Lynette Sherrill, chief information security officer at the VA, said the software factory model will help the sprawling agency build secure applications “from the beginning.”
“We’re going to a software factory model, and that’s not new for industry, but we’re going to be standardizing on a minimum number of platforms that will become the base of the security and all of our developers will be required to build on just those platforms, and they will inherit those security controls,” Sherrill said on Federal News Network.
Sherrill said one of the platforms, called “Lighthouse,” provides VA developers with automated information on cybersecurity vulnerabilities in software applications.
“So that code with known vulnerabilities in it can’t even physically get into production until they’re remediated,” she explained.
At an enterprise level, however, Sherrill said the VA still faces challenges in understanding cybersecurity risks and threats on a real-time basis.
“It’s still a challenge, though, because what does that look like at the enterprise level, and how does all that begin to feed up and give me a risk picture of the entire enterprise? That’s a work in progress,” Sherrill said. “But I do believe those foundational things are going to get us there.”
VA’s move to a software factory model comes as more than 50% of agency systems are now cloud-based, according to Sherrill. Under President Joe Biden’s cybersecurity executive order and subsequent federal zero trust strategy, agencies have increasingly moved to the cloud for the increased cybersecurity it can provide.
Matt Smith, senior advisor to the CISO at the Department of Homeland Security, said many aspects of cloud computing are “inherently zero trust.”
“Cloud provides us reusable security so we can establish platforms and development pipelines and entire enterprise infrastructures in cloud that can be secured by design and don’t require being redone and recouped in order to get the next application secure,” Smith said.
But Smith also emphasized that cloud security is “inherently collaborative.”
“We need to increase our collaboration among customer agencies, who in use of a cloud provider, all having very similar experiences, have the same risks, have many of the same issues to respond to,” Smith said. “The efforts to collaborate in continuous monitoring in cloud environments is huge.”
Agencies also need to collaborate with cloud providers, he added.
“Responding to an incident in cloud is a team effort between the providers and the customer agencies,” Smith said. “We think cloud security is like French bread.
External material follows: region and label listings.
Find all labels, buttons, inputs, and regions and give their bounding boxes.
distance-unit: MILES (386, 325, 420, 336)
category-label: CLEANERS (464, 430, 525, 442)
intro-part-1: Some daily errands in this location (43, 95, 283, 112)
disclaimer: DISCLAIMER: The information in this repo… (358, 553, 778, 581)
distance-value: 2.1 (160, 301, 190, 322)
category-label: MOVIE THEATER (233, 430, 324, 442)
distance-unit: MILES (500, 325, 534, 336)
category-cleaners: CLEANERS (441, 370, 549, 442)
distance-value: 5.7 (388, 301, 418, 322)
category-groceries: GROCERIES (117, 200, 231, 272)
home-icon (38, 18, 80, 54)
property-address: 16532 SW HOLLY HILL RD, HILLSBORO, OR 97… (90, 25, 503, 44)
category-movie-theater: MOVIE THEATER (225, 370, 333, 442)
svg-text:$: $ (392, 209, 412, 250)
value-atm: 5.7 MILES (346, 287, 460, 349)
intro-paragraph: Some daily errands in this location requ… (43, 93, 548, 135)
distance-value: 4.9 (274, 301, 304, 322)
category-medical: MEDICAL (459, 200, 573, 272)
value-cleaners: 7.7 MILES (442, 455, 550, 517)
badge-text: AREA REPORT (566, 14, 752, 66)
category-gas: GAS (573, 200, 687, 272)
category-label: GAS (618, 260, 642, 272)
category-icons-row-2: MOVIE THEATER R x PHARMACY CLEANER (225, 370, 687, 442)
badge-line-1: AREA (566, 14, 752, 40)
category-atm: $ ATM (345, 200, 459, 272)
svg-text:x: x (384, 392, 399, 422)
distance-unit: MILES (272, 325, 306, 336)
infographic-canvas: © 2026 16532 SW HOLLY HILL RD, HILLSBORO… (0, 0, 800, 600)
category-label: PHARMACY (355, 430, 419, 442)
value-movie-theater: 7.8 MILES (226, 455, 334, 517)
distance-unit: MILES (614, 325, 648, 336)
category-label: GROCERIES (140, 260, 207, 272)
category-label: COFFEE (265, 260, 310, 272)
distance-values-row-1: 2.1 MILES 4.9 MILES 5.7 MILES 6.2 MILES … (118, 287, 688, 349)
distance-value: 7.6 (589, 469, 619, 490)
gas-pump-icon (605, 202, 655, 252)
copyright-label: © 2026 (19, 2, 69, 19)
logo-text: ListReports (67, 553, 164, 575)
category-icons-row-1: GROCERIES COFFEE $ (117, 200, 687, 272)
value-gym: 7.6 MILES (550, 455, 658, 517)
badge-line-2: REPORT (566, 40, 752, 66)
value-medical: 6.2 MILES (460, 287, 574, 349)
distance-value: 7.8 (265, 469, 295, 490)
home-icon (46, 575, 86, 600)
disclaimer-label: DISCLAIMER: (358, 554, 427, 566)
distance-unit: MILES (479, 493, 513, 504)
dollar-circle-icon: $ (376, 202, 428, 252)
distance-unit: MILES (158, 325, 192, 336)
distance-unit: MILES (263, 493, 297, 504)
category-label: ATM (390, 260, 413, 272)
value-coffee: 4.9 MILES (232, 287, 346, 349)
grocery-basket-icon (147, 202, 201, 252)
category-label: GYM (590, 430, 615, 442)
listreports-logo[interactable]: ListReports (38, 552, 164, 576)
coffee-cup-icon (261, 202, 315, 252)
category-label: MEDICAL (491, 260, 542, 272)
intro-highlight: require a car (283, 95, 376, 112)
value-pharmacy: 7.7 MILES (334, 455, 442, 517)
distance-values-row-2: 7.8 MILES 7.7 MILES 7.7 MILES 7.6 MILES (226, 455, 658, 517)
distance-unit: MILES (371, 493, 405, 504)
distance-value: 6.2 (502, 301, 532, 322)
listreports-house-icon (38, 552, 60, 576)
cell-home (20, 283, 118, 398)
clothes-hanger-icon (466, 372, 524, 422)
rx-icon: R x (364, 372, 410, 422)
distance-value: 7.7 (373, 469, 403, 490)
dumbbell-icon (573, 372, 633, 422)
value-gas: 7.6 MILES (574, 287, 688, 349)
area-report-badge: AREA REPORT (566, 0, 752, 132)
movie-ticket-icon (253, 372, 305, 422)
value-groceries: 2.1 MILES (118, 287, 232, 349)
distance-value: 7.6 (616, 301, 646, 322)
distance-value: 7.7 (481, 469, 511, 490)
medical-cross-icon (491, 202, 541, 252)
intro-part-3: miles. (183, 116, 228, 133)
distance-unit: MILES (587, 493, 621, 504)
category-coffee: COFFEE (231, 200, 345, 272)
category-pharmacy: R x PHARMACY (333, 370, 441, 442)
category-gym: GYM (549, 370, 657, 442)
When you’re in France, is just bread. We’re going to get to the point where security is security and differentiating ‘cloud security’ is an unnecessary moniker.”
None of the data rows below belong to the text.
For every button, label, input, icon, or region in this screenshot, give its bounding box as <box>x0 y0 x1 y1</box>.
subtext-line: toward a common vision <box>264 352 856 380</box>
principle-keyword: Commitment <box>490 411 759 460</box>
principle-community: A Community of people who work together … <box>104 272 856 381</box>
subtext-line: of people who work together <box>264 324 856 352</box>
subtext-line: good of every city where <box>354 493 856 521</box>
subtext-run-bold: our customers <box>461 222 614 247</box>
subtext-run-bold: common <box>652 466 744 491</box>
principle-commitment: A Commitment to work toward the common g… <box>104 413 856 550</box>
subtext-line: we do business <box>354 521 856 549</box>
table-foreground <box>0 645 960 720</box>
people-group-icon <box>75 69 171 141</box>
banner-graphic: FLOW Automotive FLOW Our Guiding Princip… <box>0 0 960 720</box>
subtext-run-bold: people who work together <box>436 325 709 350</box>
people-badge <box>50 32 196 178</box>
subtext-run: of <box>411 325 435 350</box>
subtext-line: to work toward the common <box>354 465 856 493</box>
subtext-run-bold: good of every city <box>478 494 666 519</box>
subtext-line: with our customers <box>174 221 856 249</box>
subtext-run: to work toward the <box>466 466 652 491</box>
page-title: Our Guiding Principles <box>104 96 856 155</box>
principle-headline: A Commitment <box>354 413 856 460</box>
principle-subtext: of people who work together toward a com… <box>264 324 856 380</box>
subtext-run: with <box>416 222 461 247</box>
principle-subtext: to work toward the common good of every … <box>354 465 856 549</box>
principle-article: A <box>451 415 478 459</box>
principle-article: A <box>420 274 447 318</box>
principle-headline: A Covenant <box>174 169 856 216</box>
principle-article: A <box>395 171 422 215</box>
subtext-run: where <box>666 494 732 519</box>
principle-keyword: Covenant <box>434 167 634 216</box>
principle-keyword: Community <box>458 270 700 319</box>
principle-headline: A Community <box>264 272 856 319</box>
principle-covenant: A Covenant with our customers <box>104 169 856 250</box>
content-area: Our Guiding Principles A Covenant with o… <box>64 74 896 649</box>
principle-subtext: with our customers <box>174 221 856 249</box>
Smith said DHS is in the midst of considering a “radically transformative look at cyber risk management” to move toward more continuous monitoring and automation.
“It’s about getting the right information collected to have the right amount of visibility,” he said. “The more that can be automated, the more that can be data driven decisions, the more efficient and effective we are at the security that we’re trying to accomplish. Certainly, there are things that are not done every day. We’re still going to have incident response exercises and contingency plans and other things that that will remain manual and those are high value, but also, if there’s manual efforts that are not high value, stop doing it. That’s the strategic approach that we’re going to take and try and implement.”